Bob Otis, an unmarketable author who is just starting his own publishing company in order to get his latest novels in print, is abruptly sidetracked when a relative, so distant that Otis doesn’t even place him, phones from Chicago with a request: his father, who has just died, wishes to be buried in the family plot in a small town in Georgia.
This call leads to another wonderful comedy of manners as Otis, whose Southern sense of obligations won’t permit him to totally avoid this undertaking, is reluctantly sucked into a family reunion at the burial site: a burial attended by a cast of wonderfully eccentric characters who also have no knowledge of the deceased.
This novella is a direct descendant of Fleming’s earlier comic novels: Colonel Effingham’s Raid, Lucinderella, and Captain Bennett’s Folly.
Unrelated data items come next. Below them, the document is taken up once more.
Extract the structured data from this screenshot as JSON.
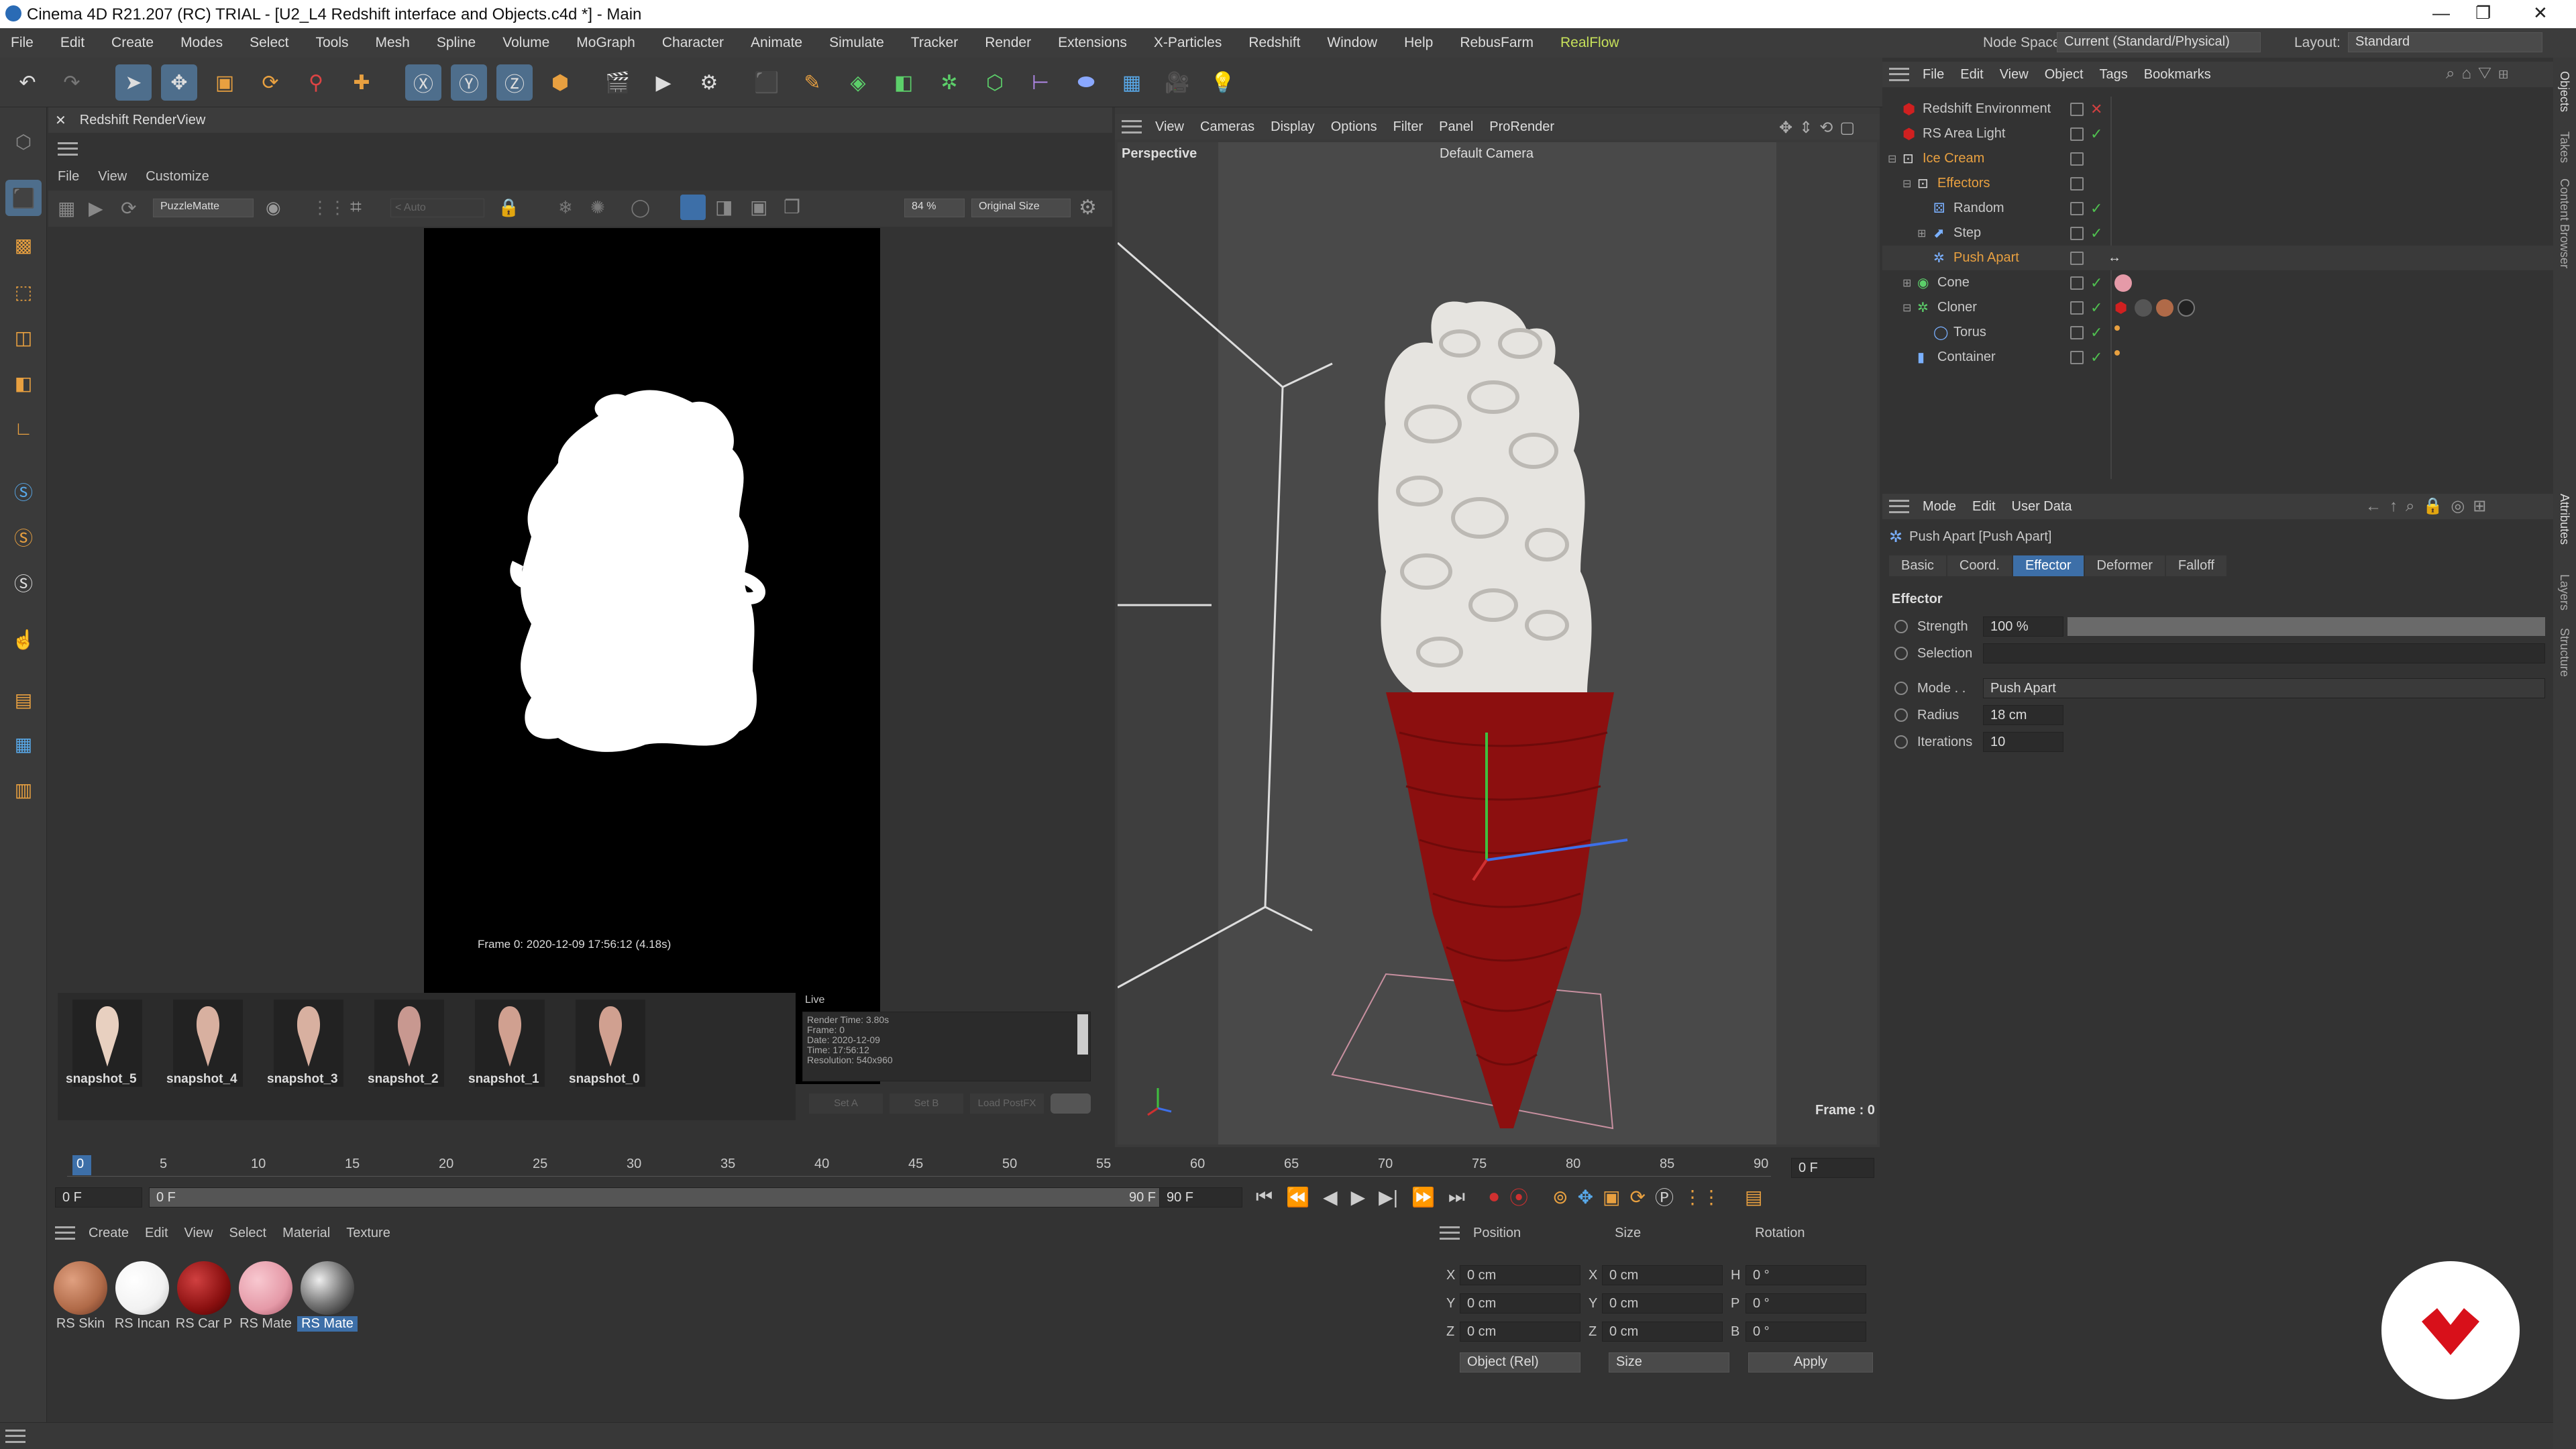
{
  "window": {
    "title": "Cinema 4D R21.207 (RC) TRIAL - [U2_L4 Redshift interface and Objects.c4d *] - Main"
  },
  "menu": {
    "items": [
      "File",
      "Edit",
      "Create",
      "Modes",
      "Select",
      "Tools",
      "Mesh",
      "Spline",
      "Volume",
      "MoGraph",
      "Character",
      "Animate",
      "Simulate",
      "Tracker",
      "Render",
      "Extensions",
      "X-Particles",
      "Redshift",
      "Window",
      "Help",
      "RebusFarm",
      "RealFlow"
    ],
    "node_space_label": "Node Space:",
    "node_space_value": "Current (Standard/Physical)",
    "layout_label": "Layout:",
    "layout_value": "Standard"
  },
  "renderview": {
    "title": "Redshift RenderView",
    "menu": [
      "File",
      "View",
      "Customize"
    ],
    "aov": "PuzzleMatte",
    "auto": "Auto",
    "zoom": "84 %",
    "size": "Original Size",
    "frame_info": "Frame 0:  2020-12-09  17:56:12  (4.18s)",
    "snapshots": [
      "snapshot_5",
      "snapshot_4",
      "snapshot_3",
      "snapshot_2",
      "snapshot_1",
      "snapshot_0"
    ],
    "live_label": "Live",
    "stats": [
      "Render Time: 3.80s",
      "Frame: 0",
      "Date: 2020-12-09",
      "Time: 17:56:12",
      "Resolution: 540x960"
    ],
    "buttons": [
      "Set A",
      "Set B",
      "Load PostFX"
    ]
  },
  "viewport": {
    "menu": [
      "View",
      "Cameras",
      "Display",
      "Options",
      "Filter",
      "Panel",
      "ProRender"
    ],
    "name": "Perspective",
    "camera": "Default Camera",
    "frame": "Frame : 0"
  },
  "object_manager": {
    "menu": [
      "File",
      "Edit",
      "View",
      "Object",
      "Tags",
      "Bookmarks"
    ],
    "objects": [
      {
        "name": "Redshift Environment",
        "indent": 0
      },
      {
        "name": "RS Area Light",
        "indent": 0
      },
      {
        "name": "Ice Cream",
        "indent": 0
      },
      {
        "name": "Effectors",
        "indent": 1
      },
      {
        "name": "Random",
        "indent": 2
      },
      {
        "name": "Step",
        "indent": 2
      },
      {
        "name": "Push Apart",
        "indent": 2
      },
      {
        "name": "Cone",
        "indent": 1
      },
      {
        "name": "Cloner",
        "indent": 1
      },
      {
        "name": "Torus",
        "indent": 2
      },
      {
        "name": "Container",
        "indent": 1
      }
    ]
  },
  "attributes": {
    "menu": [
      "Mode",
      "Edit",
      "User Data"
    ],
    "object_title": "Push Apart [Push Apart]",
    "tabs": [
      "Basic",
      "Coord.",
      "Effector",
      "Deformer",
      "Falloff"
    ],
    "active_tab": "Effector",
    "section": "Effector",
    "strength_label": "Strength",
    "strength_value": "100 %",
    "strength_fraction": 1.0,
    "selection_label": "Selection",
    "mode_label": "Mode . .",
    "mode_value": "Push Apart",
    "radius_label": "Radius",
    "radius_value": "18 cm",
    "iterations_label": "Iterations",
    "iterations_value": "10"
  },
  "side_tabs": [
    "Objects",
    "Takes",
    "Content Browser",
    "Attributes",
    "Layers",
    "Structure"
  ],
  "timeline": {
    "ticks": [
      "0",
      "5",
      "10",
      "15",
      "20",
      "25",
      "30",
      "35",
      "40",
      "45",
      "50",
      "55",
      "60",
      "65",
      "70",
      "75",
      "80",
      "85",
      "90"
    ],
    "current_frame": "0 F",
    "start": "0 F",
    "range_start": "0 F",
    "range_end": "90 F",
    "end": "90 F"
  },
  "material_manager": {
    "menu": [
      "Create",
      "Edit",
      "View",
      "Select",
      "Material",
      "Texture"
    ],
    "materials": [
      {
        "label": "RS Skin",
        "color": "#b06a48"
      },
      {
        "label": "RS Incan",
        "color": "#f2f2f2"
      },
      {
        "label": "RS Car P",
        "color": "#8a1010"
      },
      {
        "label": "RS Mate",
        "color": "#e59aa8"
      },
      {
        "label": "RS Mate",
        "color": "#777777"
      }
    ]
  },
  "coordinates": {
    "headers": [
      "Position",
      "Size",
      "Rotation"
    ],
    "rows": [
      {
        "a": "X",
        "p": "0 cm",
        "b": "X",
        "s": "0 cm",
        "c": "H",
        "r": "0 °"
      },
      {
        "a": "Y",
        "p": "0 cm",
        "b": "Y",
        "s": "0 cm",
        "c": "P",
        "r": "0 °"
      },
      {
        "a": "Z",
        "p": "0 cm",
        "b": "Z",
        "s": "0 cm",
        "c": "B",
        "r": "0 °"
      }
    ],
    "mode": "Object (Rel)",
    "size_mode": "Size",
    "apply": "Apply"
  },
  "colors": {
    "accent": "#3d6fa8",
    "selected_text": "#e8a040",
    "cone": "#8c0f0f"
  },
  "icons": [
    "undo-icon",
    "redo-icon",
    "select-icon",
    "move-icon",
    "scale-icon",
    "rotate-icon",
    "x-axis-icon",
    "y-axis-icon",
    "z-axis-icon",
    "render-icon",
    "cube-icon",
    "light-icon",
    "logo-icon"
  ]
}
Indeed, many of the zany, colorful, and irreverent characters of Lucinderella and Captain Bennett make their reappearances here, as does his fictional town of Fredericksville.
In many ways, this novel is reminiscent of Federico Fellini’s film classic 8 1/2, where the Italian director is surrounded by the characters in his life and in his films. Fleming (who was also forced to self-publish his books during his decades of anonymity) brings to life his roots and his creations with a fine mixture of satire, reflection, and nostalgia.
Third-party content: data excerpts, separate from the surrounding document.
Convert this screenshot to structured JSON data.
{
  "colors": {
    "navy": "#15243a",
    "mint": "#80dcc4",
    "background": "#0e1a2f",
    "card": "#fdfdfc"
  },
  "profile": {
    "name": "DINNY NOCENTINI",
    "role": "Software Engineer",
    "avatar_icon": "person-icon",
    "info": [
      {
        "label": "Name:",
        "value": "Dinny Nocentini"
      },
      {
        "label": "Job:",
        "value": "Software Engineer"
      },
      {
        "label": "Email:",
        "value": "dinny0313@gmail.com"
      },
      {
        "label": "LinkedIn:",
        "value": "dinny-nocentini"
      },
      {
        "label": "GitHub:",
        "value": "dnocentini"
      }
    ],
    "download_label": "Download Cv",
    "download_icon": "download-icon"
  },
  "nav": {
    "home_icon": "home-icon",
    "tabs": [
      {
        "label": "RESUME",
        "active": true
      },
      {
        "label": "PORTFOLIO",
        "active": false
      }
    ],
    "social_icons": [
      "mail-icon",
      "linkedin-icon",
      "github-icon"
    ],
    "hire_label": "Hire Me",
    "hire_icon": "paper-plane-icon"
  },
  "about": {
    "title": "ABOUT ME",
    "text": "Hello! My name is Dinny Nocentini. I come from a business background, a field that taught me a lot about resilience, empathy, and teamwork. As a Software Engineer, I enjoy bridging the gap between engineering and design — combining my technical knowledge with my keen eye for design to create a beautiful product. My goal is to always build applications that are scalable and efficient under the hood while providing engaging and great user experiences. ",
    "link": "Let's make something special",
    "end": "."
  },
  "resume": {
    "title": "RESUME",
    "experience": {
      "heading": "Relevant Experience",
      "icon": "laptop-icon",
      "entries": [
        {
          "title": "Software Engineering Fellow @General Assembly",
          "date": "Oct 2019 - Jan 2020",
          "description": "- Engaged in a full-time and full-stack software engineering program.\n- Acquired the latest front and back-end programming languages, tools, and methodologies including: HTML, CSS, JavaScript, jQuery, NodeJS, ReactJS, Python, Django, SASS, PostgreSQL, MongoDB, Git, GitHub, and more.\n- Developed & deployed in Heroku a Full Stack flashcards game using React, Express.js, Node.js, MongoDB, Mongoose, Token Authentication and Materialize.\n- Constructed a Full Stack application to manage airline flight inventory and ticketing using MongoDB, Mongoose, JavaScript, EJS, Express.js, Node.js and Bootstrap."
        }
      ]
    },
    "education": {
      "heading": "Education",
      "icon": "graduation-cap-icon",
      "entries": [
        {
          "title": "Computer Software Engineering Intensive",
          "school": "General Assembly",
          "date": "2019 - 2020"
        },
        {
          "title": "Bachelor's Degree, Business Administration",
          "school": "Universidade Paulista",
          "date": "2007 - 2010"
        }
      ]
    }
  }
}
In addition to Family Reunion are some fine examples of the author’s gift for short fiction: pieces that touch the heart, the funny bone, and the imagination.
Berry Fleming was an American novelist. He is best known for his 1943 novel Colonel Effingham’s Raid. He was born in 1899 and died in 1989. Permanent Press reissued several novels in the 80s. He received a resurgence in popularity with the publication of his last novel, Captain Bennett’s Folly, in 1989 just months before his death. The work was favorably reviewed in The New York Times, among other publications, and since then many of his earlier neglected novels have been republished with more successful sales than during his lifetime.